Velona had warned of worse than a broken heart, but that was bad enough. But not many women — none he knew of except her — could have come so close to frying his potatoes for him when she was in Drammen and he was in Falticeni. And yet…
If I got back to Bottero's kingdom and Velona took me back, would I be ha
ppy? Would I want to pick up where we left off? As soon as he asked the question, he saw the answer. Bet your ass I would.
It wouldn't be the same, though. Oh, maybe for her it would. She wouldn't have changed any — well, a little, or she wouldn't take him back no matter what. But he'd spent as much time by now in Bucovin as he had in Bottero's realm. He'd seen the other side of the hill.

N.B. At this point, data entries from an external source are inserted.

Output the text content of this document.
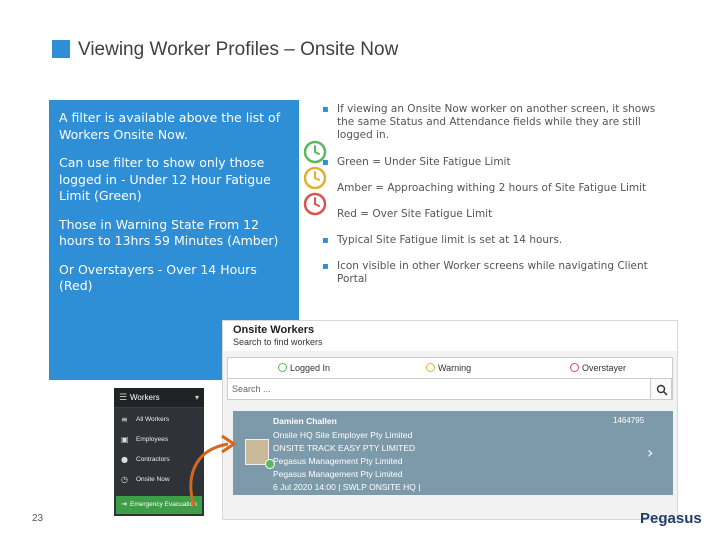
Viewing Worker Profiles – Onsite Now

A filter is available above the list of Workers Onsite Now.

Can use filter to show only those logged in - Under 12 Hour Fatigue Limit (Green)

Those in Warning State From 12 hours to 13hrs 59 Minutes (Amber)

Or Overstayers - Over 14 Hours (Red)

▪ If viewing an Onsite Now worker on another screen, it shows the same Status and Attendance fields while they are still logged in.
▪ Green = Under Site Fatigue Limit
Amber = Approaching withing 2 hours of Site Fatigue Limit
Red = Over Site Fatigue Limit
▪ Typical Site Fatigue limit is set at 14 hours.
▪ Icon visible in other Worker screens while navigating Client Portal
Onsite Workers
Search to find workers
Logged In	Warning	Overstayer
Search ...
Damien Challen	1464795
Onsite HQ Site Employer Pty Limited
ONSITE TRACK EASY PTY LIMITED
Pegasus Management Pty Limited
Pegasus Management Pty Limited
6 Jul 2020 14:00 | SWLP ONSITE HQ |
›
☰ Workers	▾
≡	All Workers
▣ Employees
●	Contractors
◷	Onsite Now
⇥ Emergency Evacuation
23	Pegasus
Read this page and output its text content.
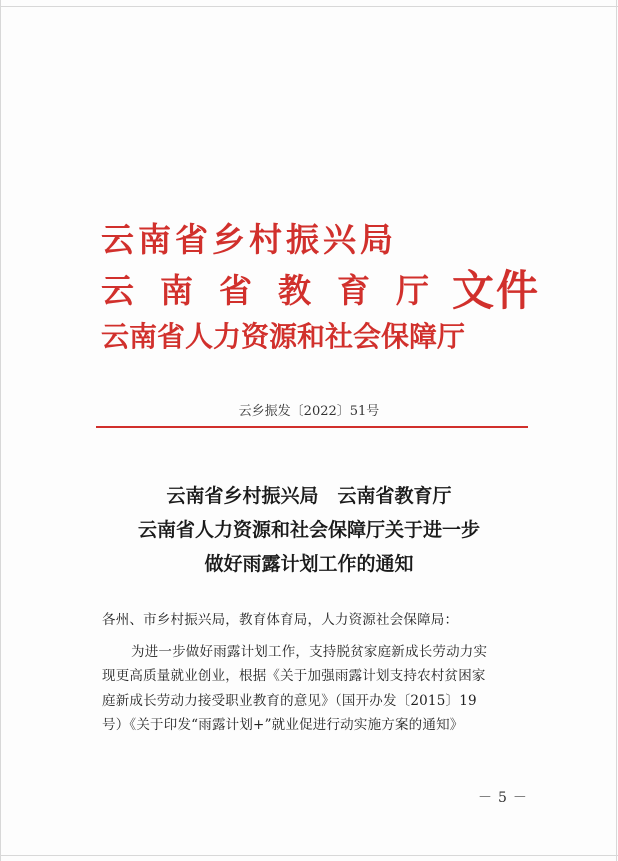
云南省乡村振兴局
云南省教育厅
云南省人力资源和社会保障厅
文件
云乡振发〔2022〕51号
云南省乡村振兴局　云南省教育厅
云南省人力资源和社会保障厅关于进一步
做好雨露计划工作的通知
各州、市乡村振兴局，教育体育局，人力资源社会保障局：
为进一步做好雨露计划工作，支持脱贫家庭新成长劳动力实
现更高质量就业创业，根据《关于加强雨露计划支持农村贫困家
庭新成长劳动力接受职业教育的意见》（国开办发〔2015〕19
号）《关于印发“雨露计划+”就业促进行动实施方案的通知》
－5－
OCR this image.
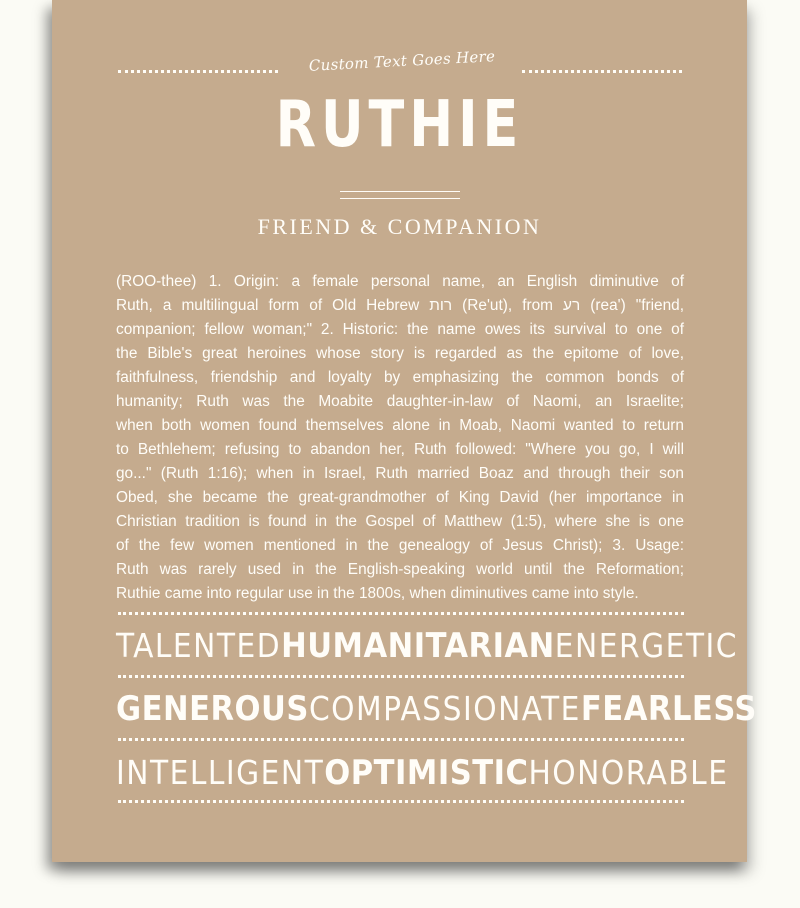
Custom Text Goes Here
RUTHIE
FRIEND & COMPANION
(ROO-thee) 1. Origin: a female personal name, an English diminutive of
Ruth, a multilingual form of Old Hebrew רות (Re'ut), from רע (rea') "friend,
companion; fellow woman;" 2. Historic: the name owes its survival to one of
the Bible's great heroines whose story is regarded as the epitome of love,
faithfulness, friendship and loyalty by emphasizing the common bonds of
humanity; Ruth was the Moabite daughter-in-law of Naomi, an Israelite;
when both women found themselves alone in Moab, Naomi wanted to return
to Bethlehem; refusing to abandon her, Ruth followed: "Where you go, I will
go..." (Ruth 1:16); when in Israel, Ruth married Boaz and through their son
Obed, she became the great-grandmother of King David (her importance in
Christian tradition is found in the Gospel of Matthew (1:5), where she is one
of the few women mentioned in the genealogy of Jesus Christ); 3. Usage:
Ruth was rarely used in the English-speaking world until the Reformation;
Ruthie came into regular use in the 1800s, when diminutives came into style.
TALENTED HUMANITARIAN ENERGETIC
GENEROUS COMPASSIONATE FEARLESS
INTELLIGENT OPTIMISTIC HONORABLE
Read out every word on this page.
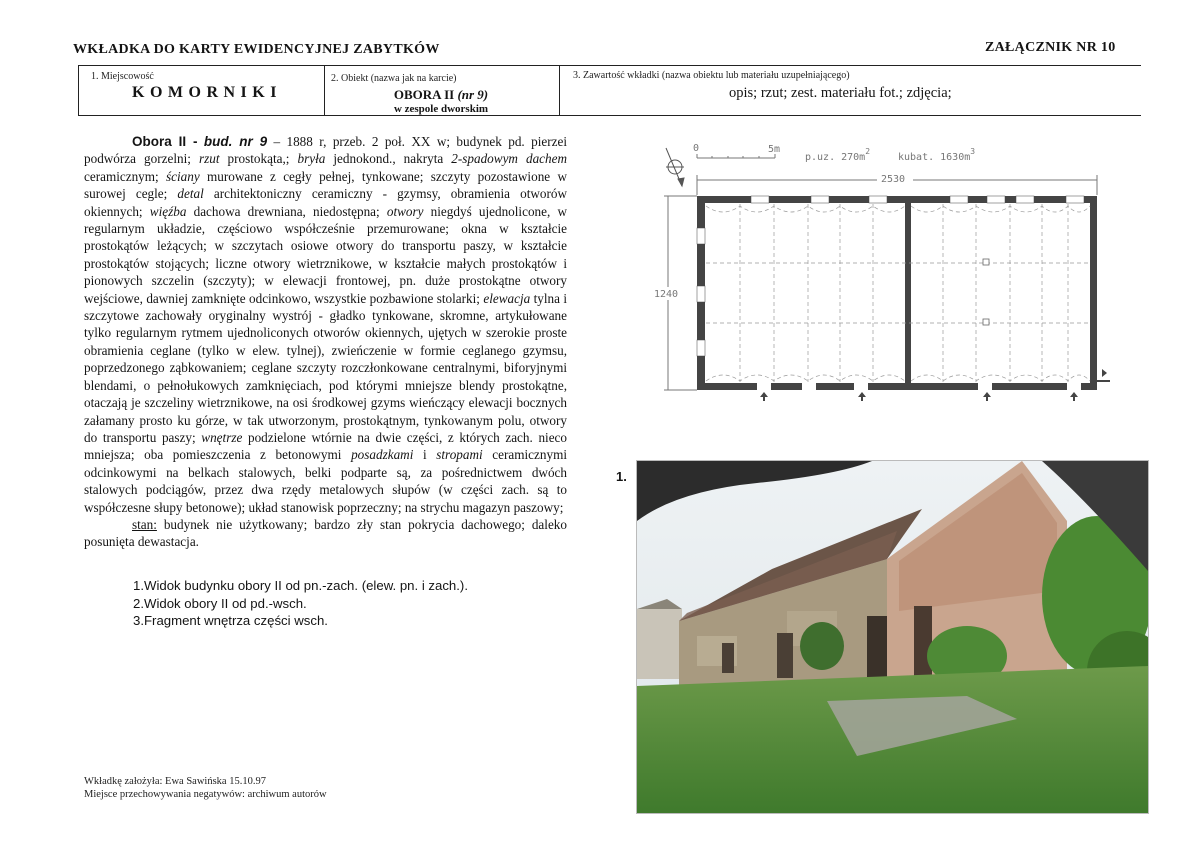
WKŁADKA DO KARTY EWIDENCYJNEJ ZABYTKÓW	ZAŁĄCZNIK NR 10
1. Miejscowość
KOMORNIKI
2. Obiekt (nazwa jak na karcie)
OBORA II (nr 9)
w zespole dworskim
3. Zawartość wkładki (nazwa obiektu lub materiału uzupełniającego)
opis; rzut; zest. materiału fot.; zdjęcia;

Obora II - bud. nr 9 – 1888 r, przeb. 2 poł. XX w; budynek pd. pierzei podwórza gorzelni; rzut prostokąta,; bryła jednokond., nakryta 2-spadowym dachem ceramicznym; ściany murowane z cegły pełnej, tynkowane; szczyty pozostawione w surowej cegle; detal architektoniczny ceramiczny - gzymsy, obramienia otworów okiennych; więźba dachowa drewniana, niedostępna; otwory niegdyś ujednolicone, w regularnym układzie, częściowo współcześnie przemurowane; okna w kształcie prostokątów leżących; w szczytach osiowe otwory do transportu paszy, w kształcie prostokątów stojących; liczne otwory wietrznikowe, w kształcie małych prostokątów i pionowych szczelin (szczyty); w elewacji frontowej, pn. duże prostokątne otwory wejściowe, dawniej zamknięte odcinkowo, wszystkie pozbawione stolarki; elewacja tylna i szczytowe zachowały oryginalny wystrój - gładko tynkowane, skromne, artykułowane tylko regularnym rytmem ujednoliconych otworów okiennych, ujętych w szerokie proste obramienia ceglane (tylko w elew. tylnej), zwieńczenie w formie ceglanego gzymsu, poprzedzonego ząbkowaniem; ceglane szczyty rozczłonkowane centralnymi, biforyjnymi blendami, o pełnołukowych zamknięciach, pod którymi mniejsze blendy prostokątne, otaczają je szczeliny wietrznikowe, na osi środkowej gzyms wieńczący elewacji bocznych załamany prosto ku górze, w tak utworzonym, prostokątnym, tynkowanym polu, otwory do transportu paszy; wnętrze podzielone wtórnie na dwie części, z których zach. nieco mniejsza; oba pomieszczenia z betonowymi posadzkami i stropami ceramicznymi odcinkowymi na belkach stalowych, belki podparte są, za pośrednictwem dwóch stalowych podciągów, przez dwa rzędy metalowych słupów (w części zach. są to współczesne słupy betonowe); układ stanowisk poprzeczny; na strychu magazyn paszowy;
stan: budynek nie użytkowany; bardzo zły stan pokrycia dachowego; daleko posunięta dewastacja.

1.Widok budynku obory II od pn.-zach. (elew. pn. i zach.).
2.Widok obory II od pd.-wsch.
3.Fragment wnętrza części wsch.
Wkładkę założyła: Ewa Sawińska 15.10.97
Miejsce przechowywania negatywów: archiwum autorów
0	5m
p.uz. $270m^2$
kubat. $1630m^3$
2530
1240
1.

And, like Scanno, he'd seen things weren't quite so simple as most Lenelli thought.
Velona and Bottero and the rest of the colonists from across the sea thought Grenye were little and ugly and stupid and mindblind — the last two weren't the same, but each amplified the other. And they thought that, because of all those things, they could push the Grenye aside like so many animals, domesticating some and killing the rest and using the land they took any way they pleased.
Well, the Grenye were little. No matter what Rautat thought, Hasso liked Lenello looks better. As far as he knew, the natives were mindblind… but so were almost all of the big blonds.
Dammit, the Grenye were people. Some of them were stupid, but so were some Lenelli. Lord Zgomot and Drepteaza were as smart as anybody he'd run into in Drammen. Did they deserve to get pushed to the wall?
Hasso wondered why he hadn't wondered about any of that stuff when he rolled into Russia in a halftrack on 22 June 1941. The Ivans turned out to be as smart as anybody else, too. Did they ever! Hitler should have spent more time wondering about that stuff, too.
"The other side of the hill…" Hasso muttered.
"What's that? More of your language?" Rautat asked, which made him realize he'd slipped into German. "What does it mean?" the Bucovinan went on.
"It means I see Drammen, and I see Falticeni, too," Hasso answered. "I get to know Drammen and Falticeni both."
"Well, so have I," Rautat said. "So have lots of Bucovinans. Not so many Lenelli here — some like Scanno, and some traders, and some spies. Most of them just want to get as much from us as they can. They don't give a turd what we want." He cocked his head to one side, as he had a way of doing. "I used to figure you were like that. Now I'm not so sure. Sometimes you act like a human being."